Dimensionality Reduction

Definition

Dimensionality reduction transforms high-dimensional vectors (e.g., 768-dim BERT embeddings) into lower-dimensional representations while preserving as much structure as possible. In search, this reduces storage, speeds up ANN search, and enables visualization.

Why It Matters for Search

Dense embedding models produce vectors of 768–4096 dimensions. At scale:

1B documents × 768 dims × 4 bytes = 3TB of vectors
ANN index build time and memory scale with dimensionality
Reducing to 256 dims can cut storage 3× with modest quality loss

Alternative: Vector Quantization reduces precision per dimension; dimensionality reduction reduces the number of dimensions.

Main Techniques

PCA (Principal Component Analysis)

PCA — linear projection onto axes of maximum variance. Fast, deterministic, reversible.

Good for: moderate compression, preserving global structure, ML preprocessing
Limitation: linear only — can’t capture non-linear manifolds

t-SNE (t-distributed Stochastic Neighbor Embedding)

t-SNE — non-linear projection optimized for preserving local neighborhoods. Produces beautiful 2D/3D visualizations.

Good for: visualization only — not suitable for retrieval (non-parametric, can’t project new points)
Limitation: slow on large datasets, non-deterministic, between-cluster spacing is meaningless

UMAP (Uniform Manifold Approximation and Projection)

UMAP — non-linear projection that preserves both local and global structure better than t-SNE. Faster and parametric (can project new points).
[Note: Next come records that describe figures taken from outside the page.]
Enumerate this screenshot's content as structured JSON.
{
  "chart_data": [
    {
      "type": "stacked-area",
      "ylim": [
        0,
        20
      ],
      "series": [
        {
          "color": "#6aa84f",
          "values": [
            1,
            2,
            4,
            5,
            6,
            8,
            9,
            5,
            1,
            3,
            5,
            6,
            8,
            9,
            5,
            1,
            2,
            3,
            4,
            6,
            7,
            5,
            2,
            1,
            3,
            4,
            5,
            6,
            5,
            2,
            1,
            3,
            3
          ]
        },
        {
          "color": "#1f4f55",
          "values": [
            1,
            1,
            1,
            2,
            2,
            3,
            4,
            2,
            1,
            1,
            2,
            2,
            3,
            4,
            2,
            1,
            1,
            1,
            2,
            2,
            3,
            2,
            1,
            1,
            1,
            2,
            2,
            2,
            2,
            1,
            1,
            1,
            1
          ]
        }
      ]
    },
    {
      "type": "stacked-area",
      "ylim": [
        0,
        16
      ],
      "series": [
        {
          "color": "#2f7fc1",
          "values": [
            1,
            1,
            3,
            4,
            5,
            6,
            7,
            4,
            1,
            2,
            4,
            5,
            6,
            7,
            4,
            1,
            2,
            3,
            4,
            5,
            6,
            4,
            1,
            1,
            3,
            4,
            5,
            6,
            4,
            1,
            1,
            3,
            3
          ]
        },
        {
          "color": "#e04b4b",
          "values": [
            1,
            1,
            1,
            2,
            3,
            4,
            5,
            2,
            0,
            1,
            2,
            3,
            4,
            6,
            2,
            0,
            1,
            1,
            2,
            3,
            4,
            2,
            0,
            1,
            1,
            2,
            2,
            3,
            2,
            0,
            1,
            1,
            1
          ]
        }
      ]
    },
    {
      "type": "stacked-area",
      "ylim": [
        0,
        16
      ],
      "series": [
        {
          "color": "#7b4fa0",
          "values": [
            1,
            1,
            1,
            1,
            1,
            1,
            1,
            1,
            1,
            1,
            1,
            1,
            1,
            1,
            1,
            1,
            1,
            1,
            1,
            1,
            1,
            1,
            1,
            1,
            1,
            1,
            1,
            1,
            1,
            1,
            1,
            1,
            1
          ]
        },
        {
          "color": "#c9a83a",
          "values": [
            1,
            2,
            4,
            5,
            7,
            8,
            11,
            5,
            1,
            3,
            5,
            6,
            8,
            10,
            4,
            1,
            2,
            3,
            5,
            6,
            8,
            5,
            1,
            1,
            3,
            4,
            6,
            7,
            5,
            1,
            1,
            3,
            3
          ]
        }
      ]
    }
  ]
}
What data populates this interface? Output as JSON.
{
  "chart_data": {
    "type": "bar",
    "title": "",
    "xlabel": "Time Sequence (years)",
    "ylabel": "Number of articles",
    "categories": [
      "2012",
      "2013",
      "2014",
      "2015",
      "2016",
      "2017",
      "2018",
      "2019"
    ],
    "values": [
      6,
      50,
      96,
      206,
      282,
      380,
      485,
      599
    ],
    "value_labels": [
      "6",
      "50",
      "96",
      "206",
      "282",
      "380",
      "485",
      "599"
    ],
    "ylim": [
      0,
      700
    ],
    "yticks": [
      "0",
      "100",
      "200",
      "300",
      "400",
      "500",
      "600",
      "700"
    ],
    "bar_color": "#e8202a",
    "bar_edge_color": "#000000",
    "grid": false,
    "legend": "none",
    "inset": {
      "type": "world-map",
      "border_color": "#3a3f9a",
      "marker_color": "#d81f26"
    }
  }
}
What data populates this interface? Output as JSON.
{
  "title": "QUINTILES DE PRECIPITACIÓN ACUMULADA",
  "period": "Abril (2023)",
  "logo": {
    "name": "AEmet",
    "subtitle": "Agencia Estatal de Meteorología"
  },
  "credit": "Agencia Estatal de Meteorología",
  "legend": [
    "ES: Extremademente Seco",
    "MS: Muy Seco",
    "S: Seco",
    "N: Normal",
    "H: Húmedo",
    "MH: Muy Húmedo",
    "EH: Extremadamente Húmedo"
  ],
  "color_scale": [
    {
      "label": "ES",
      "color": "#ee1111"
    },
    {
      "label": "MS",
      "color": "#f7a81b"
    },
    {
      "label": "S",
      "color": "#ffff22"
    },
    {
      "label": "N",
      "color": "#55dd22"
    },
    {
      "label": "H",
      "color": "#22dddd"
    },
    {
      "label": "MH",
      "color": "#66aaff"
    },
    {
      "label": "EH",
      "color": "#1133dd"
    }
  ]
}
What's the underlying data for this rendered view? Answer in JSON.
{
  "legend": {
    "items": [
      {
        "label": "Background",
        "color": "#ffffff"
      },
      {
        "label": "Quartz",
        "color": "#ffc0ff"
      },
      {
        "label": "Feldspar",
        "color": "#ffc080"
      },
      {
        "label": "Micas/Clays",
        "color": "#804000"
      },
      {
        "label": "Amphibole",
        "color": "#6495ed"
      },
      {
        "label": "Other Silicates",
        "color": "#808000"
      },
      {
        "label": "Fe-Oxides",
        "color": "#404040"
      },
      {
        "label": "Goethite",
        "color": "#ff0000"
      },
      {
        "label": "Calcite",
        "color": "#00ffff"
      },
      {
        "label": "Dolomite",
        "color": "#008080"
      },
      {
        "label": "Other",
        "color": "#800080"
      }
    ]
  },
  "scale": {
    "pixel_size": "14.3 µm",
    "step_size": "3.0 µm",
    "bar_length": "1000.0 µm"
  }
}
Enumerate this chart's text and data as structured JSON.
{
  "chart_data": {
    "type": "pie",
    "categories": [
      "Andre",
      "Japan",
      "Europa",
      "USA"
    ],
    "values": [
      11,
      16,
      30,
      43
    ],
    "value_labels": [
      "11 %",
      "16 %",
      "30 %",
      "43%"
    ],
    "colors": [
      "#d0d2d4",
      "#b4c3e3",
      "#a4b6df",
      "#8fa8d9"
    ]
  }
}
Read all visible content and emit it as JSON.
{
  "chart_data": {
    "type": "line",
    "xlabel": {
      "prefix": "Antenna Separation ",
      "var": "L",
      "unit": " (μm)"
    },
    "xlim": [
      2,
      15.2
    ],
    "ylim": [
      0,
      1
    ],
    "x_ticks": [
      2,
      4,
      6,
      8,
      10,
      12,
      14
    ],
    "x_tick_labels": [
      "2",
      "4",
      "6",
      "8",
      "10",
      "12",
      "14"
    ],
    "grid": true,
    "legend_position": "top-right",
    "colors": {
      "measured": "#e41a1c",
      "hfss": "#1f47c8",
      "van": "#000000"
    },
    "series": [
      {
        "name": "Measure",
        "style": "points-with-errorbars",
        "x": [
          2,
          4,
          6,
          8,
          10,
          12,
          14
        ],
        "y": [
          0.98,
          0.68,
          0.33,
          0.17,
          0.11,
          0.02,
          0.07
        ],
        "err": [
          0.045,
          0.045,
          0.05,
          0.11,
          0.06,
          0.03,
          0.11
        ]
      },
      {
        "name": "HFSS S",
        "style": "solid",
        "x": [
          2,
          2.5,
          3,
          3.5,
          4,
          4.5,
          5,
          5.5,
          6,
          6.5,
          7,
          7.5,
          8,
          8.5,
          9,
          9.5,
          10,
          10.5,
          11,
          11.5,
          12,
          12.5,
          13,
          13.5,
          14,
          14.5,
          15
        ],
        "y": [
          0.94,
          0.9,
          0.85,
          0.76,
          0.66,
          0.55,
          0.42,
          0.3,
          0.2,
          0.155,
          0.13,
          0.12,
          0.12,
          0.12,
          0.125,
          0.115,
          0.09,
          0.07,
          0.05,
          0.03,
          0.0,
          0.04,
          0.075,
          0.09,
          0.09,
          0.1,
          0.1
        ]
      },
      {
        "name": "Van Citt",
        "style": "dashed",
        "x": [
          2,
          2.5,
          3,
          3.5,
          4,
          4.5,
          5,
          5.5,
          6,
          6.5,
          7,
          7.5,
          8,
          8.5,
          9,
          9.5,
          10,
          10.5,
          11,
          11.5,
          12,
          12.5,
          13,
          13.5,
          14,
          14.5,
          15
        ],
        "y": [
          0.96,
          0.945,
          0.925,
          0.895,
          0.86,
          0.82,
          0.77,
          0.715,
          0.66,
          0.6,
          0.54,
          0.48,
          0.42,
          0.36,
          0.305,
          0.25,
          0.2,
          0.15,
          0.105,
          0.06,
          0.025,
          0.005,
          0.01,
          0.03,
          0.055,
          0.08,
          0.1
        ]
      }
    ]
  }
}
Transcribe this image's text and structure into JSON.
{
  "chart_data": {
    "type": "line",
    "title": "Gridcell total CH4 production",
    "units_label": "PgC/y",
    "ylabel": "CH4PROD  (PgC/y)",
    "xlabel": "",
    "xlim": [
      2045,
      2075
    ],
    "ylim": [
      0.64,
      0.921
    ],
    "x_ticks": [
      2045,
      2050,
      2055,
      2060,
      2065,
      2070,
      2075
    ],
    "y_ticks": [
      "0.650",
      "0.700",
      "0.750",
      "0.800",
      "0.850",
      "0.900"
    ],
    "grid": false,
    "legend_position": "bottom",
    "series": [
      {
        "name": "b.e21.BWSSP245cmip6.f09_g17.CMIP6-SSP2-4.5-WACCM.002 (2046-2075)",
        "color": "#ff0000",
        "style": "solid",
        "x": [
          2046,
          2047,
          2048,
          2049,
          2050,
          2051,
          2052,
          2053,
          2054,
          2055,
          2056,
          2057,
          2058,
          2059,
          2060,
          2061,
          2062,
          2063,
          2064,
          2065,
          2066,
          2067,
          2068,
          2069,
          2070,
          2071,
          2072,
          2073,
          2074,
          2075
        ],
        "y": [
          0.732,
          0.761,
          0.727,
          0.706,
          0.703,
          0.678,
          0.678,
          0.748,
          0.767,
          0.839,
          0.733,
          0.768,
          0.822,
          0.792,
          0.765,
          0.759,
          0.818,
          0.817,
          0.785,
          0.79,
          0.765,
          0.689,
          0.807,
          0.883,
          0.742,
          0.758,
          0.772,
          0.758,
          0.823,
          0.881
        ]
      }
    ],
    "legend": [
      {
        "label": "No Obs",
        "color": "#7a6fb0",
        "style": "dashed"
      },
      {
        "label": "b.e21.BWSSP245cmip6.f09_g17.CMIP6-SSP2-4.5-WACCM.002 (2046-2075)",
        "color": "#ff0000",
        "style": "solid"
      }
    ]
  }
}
Good for: visualization + moderate retrieval use
Increasingly used to compress embeddings for search

Matryoshka / Truncation

Matryoshka Embeddings are trained so that the first N dimensions already form a good representation — just truncate to reduce dimensionality without any projection. This makes them dimension-flexible at inference time: pick any supported dimension (e.g. 64, 128, 256, 512) without re-encoding. The cleanest approach for models that support it.